Amnesty International äußert sich außerdem besorgt über die missbräuchliche Anwendung des Gesundheitskodex. „Das Ausmaß, in dem die chinesische Regierung dieses Instrument nutzt, hat deutlich zugenommen“, sagt der Forscher Kai Ong. „Es ist auch auf persönlicher Ebene herzzerreißend. Es stoppt nicht nur den Aktivismus, sondern hindert die Menschen auch daran, ihr Leben zu leben. Etwas so Einfaches wie der Besuch Ihrer Familie ist zu einer schwierigen Aufgabe geworden.‘

Gewöhnliche Chinesen, die auf eine Wand aus blockierten Gesundheitscodes stoßen, versuchen manchmal, durch Abkürzungen daraus herauszukommen. Sie fahren mit dem Zug zu einem Bahnhof auf halbem Weg zu ihrem endgültigen Ziel und versuchen, die elektronischen Beschränkungen während der Fahrt zu umgehen. Oder sie überqueren die Provinzgrenze mit dem Auto oder zu Fuß über kleine Straßen, um Kontrollen zu entgehen. Wang Yu versuchte ebenfalls, Peking mit einer Zugfahrkarte zu einer Zwischenstation zu erreichen, wurde aber auf halber Strecke aus dem Zug geholt. Die Kontrolle sei strenger für „Schlüsselgruppen“, sagt sie.

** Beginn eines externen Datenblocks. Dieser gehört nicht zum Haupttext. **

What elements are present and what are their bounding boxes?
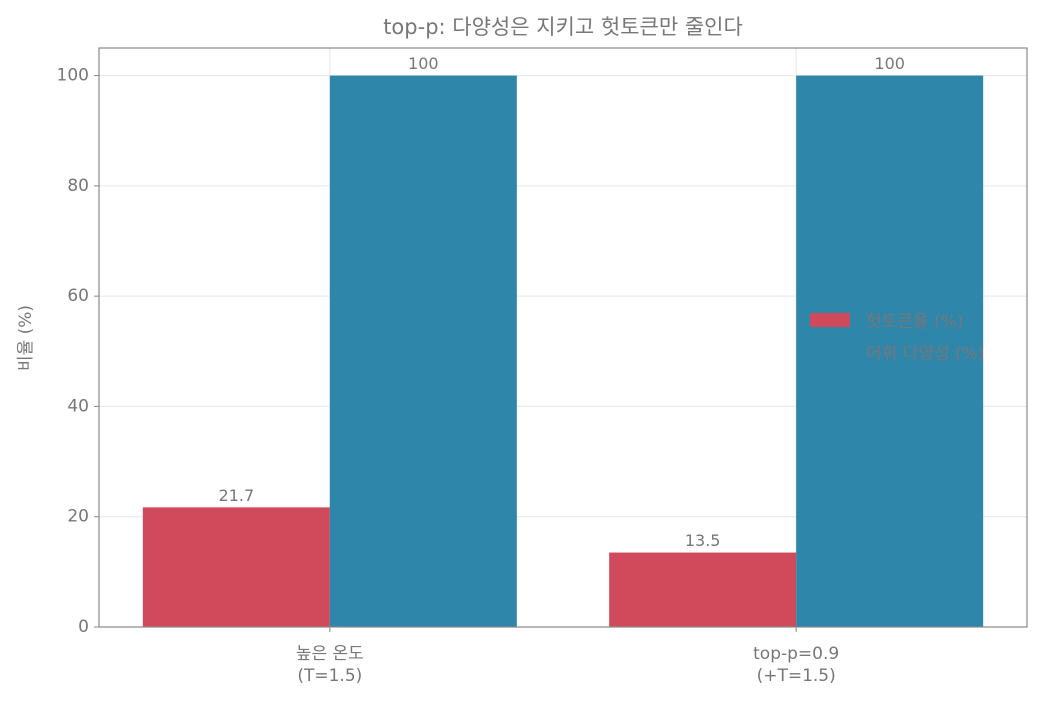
x-tick-label: top-p=0.9 (+T=1.5) bbox=[753, 644, 839, 686]
legend-swatch bbox=[810, 345, 850, 359]
data-label: 13.5 bbox=[685, 531, 721, 550]
bar bbox=[142, 507, 330, 627]
legend-swatch bbox=[810, 313, 850, 327]
y-tick-label: 80 bbox=[67, 176, 89, 196]
plot-frame bbox=[98, 47, 1028, 628]
legend-label: 어휘 다양성 (%) bbox=[866, 344, 984, 364]
y-tick-label: 100 bbox=[57, 66, 89, 86]
y-tick-label: 60 bbox=[67, 286, 89, 306]
y-tick-label: 20 bbox=[67, 507, 89, 527]
legend-label: 헛토큰율 (%) bbox=[866, 312, 963, 332]
bar bbox=[329, 75, 517, 628]
y-axis-label: 비율 (%) bbox=[16, 305, 36, 371]
data-label: 100 bbox=[408, 54, 439, 73]
y-tick-label: 40 bbox=[67, 396, 89, 416]
y-tick-label: 0 bbox=[78, 617, 89, 637]
chart-title: top-p: 다양성은 지키고 헛토큰만 줄인다 bbox=[383, 15, 743, 39]
x-tick-label: 높은 온도 (T=1.5) bbox=[296, 644, 364, 686]
data-label: 21.7 bbox=[219, 486, 255, 505]
bar bbox=[609, 552, 797, 627]
data-label: 100 bbox=[874, 54, 905, 73]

Fünf Anwälte, darunter Wang Yu, Ren Quanniu und Fang Wenqin, reichten diesen Monat eine Beschwerde gegen die Pekinger Gesundheitsbehörden ein. Es ist unwahrscheinlich, dass ihre Beschwerde berücksichtigt wird. „In diesem Land ist das Gesetz für unsere Art von Menschen völlig nutzlos“, sagt Ren. „Aber wir haben trotzdem Anzeige erstattet. Es (die Regierung, rot.) sind Gangster, und wir möchten, dass jeder weiß, dass sie Gangster sind. Wir wollen, dass jeder es sieht.“

De Volkskrant forderte per Telefon, Fax und E-Mail fünf zuständige nationale und lokale Behörden auf, erhielt jedoch keine Antwort.

Korona in China

Die chinesische Regierung kündigte am Freitag trotz großer Ausbrüche im ganzen Land eine Lockerung der Null-Covid-Regeln an. Die Dauer der Quarantäne für Einreisende wird von zehn auf acht Tage verkürzt, und Fluggesellschaften werden nicht mehr bestraft, wenn sie zu viele positive Passagiere ins Land bringen. Bei Infektionen gehen weniger Kontakte und ein kleineres Umfeld in den Lockdown, Quarantänen für Risikopersonen sind kürzer.

Die Lockerungen sind frappierend, ebenso wie China neue Rekordzahlen an Infektionen meldet. Am Freitag wurden in China 10.535 neue Fälle gezählt, die größte Zahl seit Ende April. Diesmal wütet das Virus vor allem in der südchinesischen Stadt Guangzhou. In der ganzen Stadt gelten strenge Beschränkungen, ein Lockdown wurde aber noch nicht eingeführt – bis auf einen Stadtteil. Die neue Linie scheint der Wirtschaft und der zunehmend kritischen Bevölkerung entgegenkommen zu wollen. Gleichzeitig bleibt die Null-Covid-Politik in Kraft, und es bleibt abzuwarten, wie die neuen Regeln in der Praxis angewendet werden.